Displays of the Nativity Scene

Nativity Scenes on Public Property

Both churches and private citizens erect nativity displays on their own property at Christmas time. Some are even enactments with live people in the traditional roles. There is one of these two blocks from my home, facing a public park and on a public street. Does anyone object to this display of religious belief?


What, then, to a viewer is the difference whether the display is on public property, exactly next to public property and quite viewable by all, and its residing on public property itself? Merely the suggestion that the religion is accepted by the owner of the property, namely the government.

It says nothing about other religions, of course, and from the viewer’s point of view, there is no knowledge imparted whatsoever regarding the government’s acceptance or non-acceptance of other religions, unless there are other displays from other religions there also. For that you must read the Constitution, where other religions are clearly given acceptance.

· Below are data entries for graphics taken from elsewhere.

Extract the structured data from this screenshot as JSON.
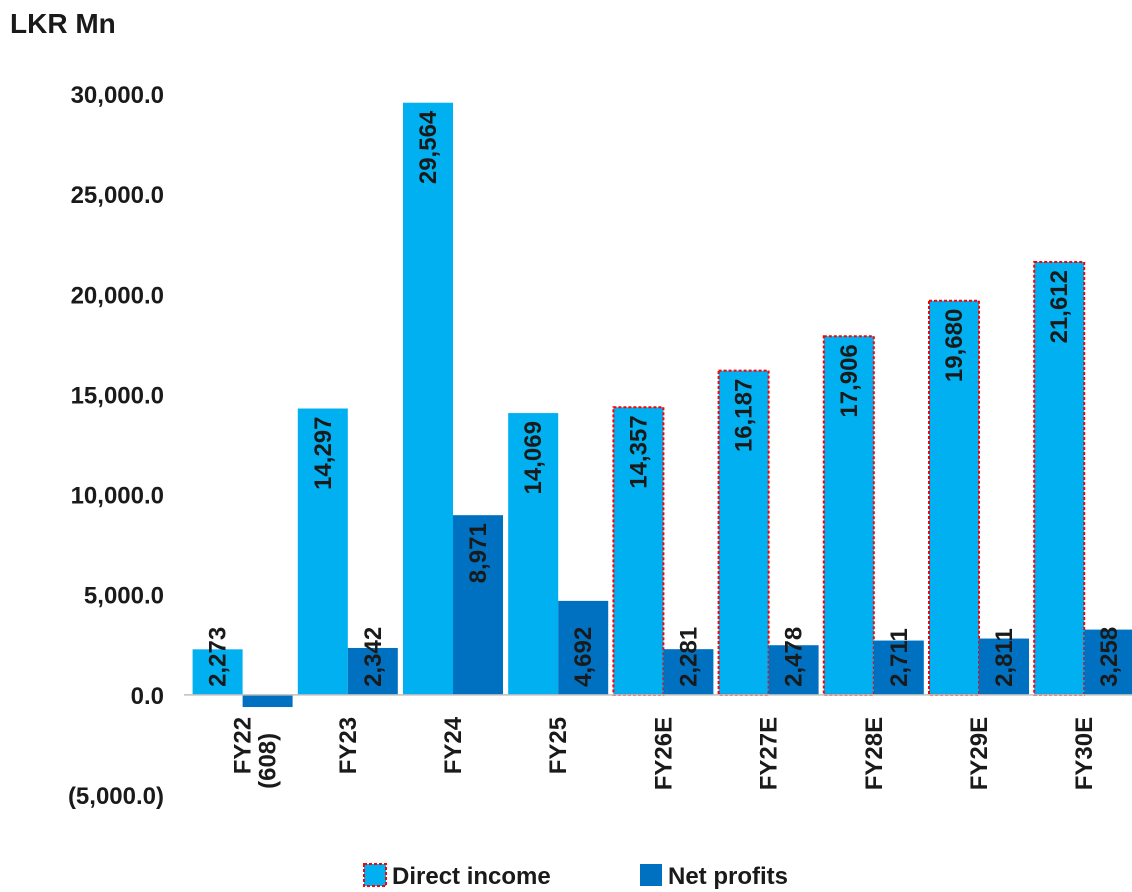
{
  "chart_data": {
    "type": "bar",
    "unit_label": "LKR Mn",
    "categories": [
      "FY22",
      "FY23",
      "FY24",
      "FY25",
      "FY26E",
      "FY27E",
      "FY28E",
      "FY29E",
      "FY30E"
    ],
    "series": [
      {
        "name": "Direct income",
        "color": "#00B0F0",
        "values": [
          2273,
          14297,
          29564,
          14069,
          14357,
          16187,
          17906,
          19680,
          21612
        ],
        "labels": [
          "2,273",
          "14,297",
          "29,564",
          "14,069",
          "14,357",
          "16,187",
          "17,906",
          "19,680",
          "21,612"
        ],
        "estimate_outline_color": "#FF0000"
      },
      {
        "name": "Net profits",
        "color": "#0070C0",
        "values": [
          -608,
          2342,
          8971,
          4692,
          2281,
          2478,
          2711,
          2811,
          3258
        ],
        "labels": [
          "(608)",
          "2,342",
          "8,971",
          "4,692",
          "2,281",
          "2,478",
          "2,711",
          "2,811",
          "3,258"
        ]
      }
    ],
    "estimated_categories": [
      "FY26E",
      "FY27E",
      "FY28E",
      "FY29E",
      "FY30E"
    ],
    "y_ticks": [
      -5000,
      0,
      5000,
      10000,
      15000,
      20000,
      25000,
      30000
    ],
    "y_tick_labels": [
      "(5,000.0)",
      "0.0",
      "5,000.0",
      "10,000.0",
      "15,000.0",
      "20,000.0",
      "25,000.0",
      "30,000.0"
    ],
    "ylim": [
      -5000,
      30000
    ],
    "grid": false,
    "legend_position": "bottom"
  }
}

I find it quite silly indeed for some overly-reacting people to rise up to deny such displays on public property in a nation that is 80+% Christian. The same silliness has been openly expressed about crosses being prominently displayed on church steeples throughout a city. Just how far will they go with this idea that viewing something from public property is the same as advocating something? We might as well be influenced to worship Ford or Toyota, or Colgate Toothpaste, or the Crystal Palace, or the Democratic Party, they are certainly displayed prominently, if distastefully, on TV stations (public airways licensed by the government) and in public advertising, but just not on public property per se! There is a great distance between accepting something which is good passively (out of a set of those somethings also formally accepted) and advocating something actively.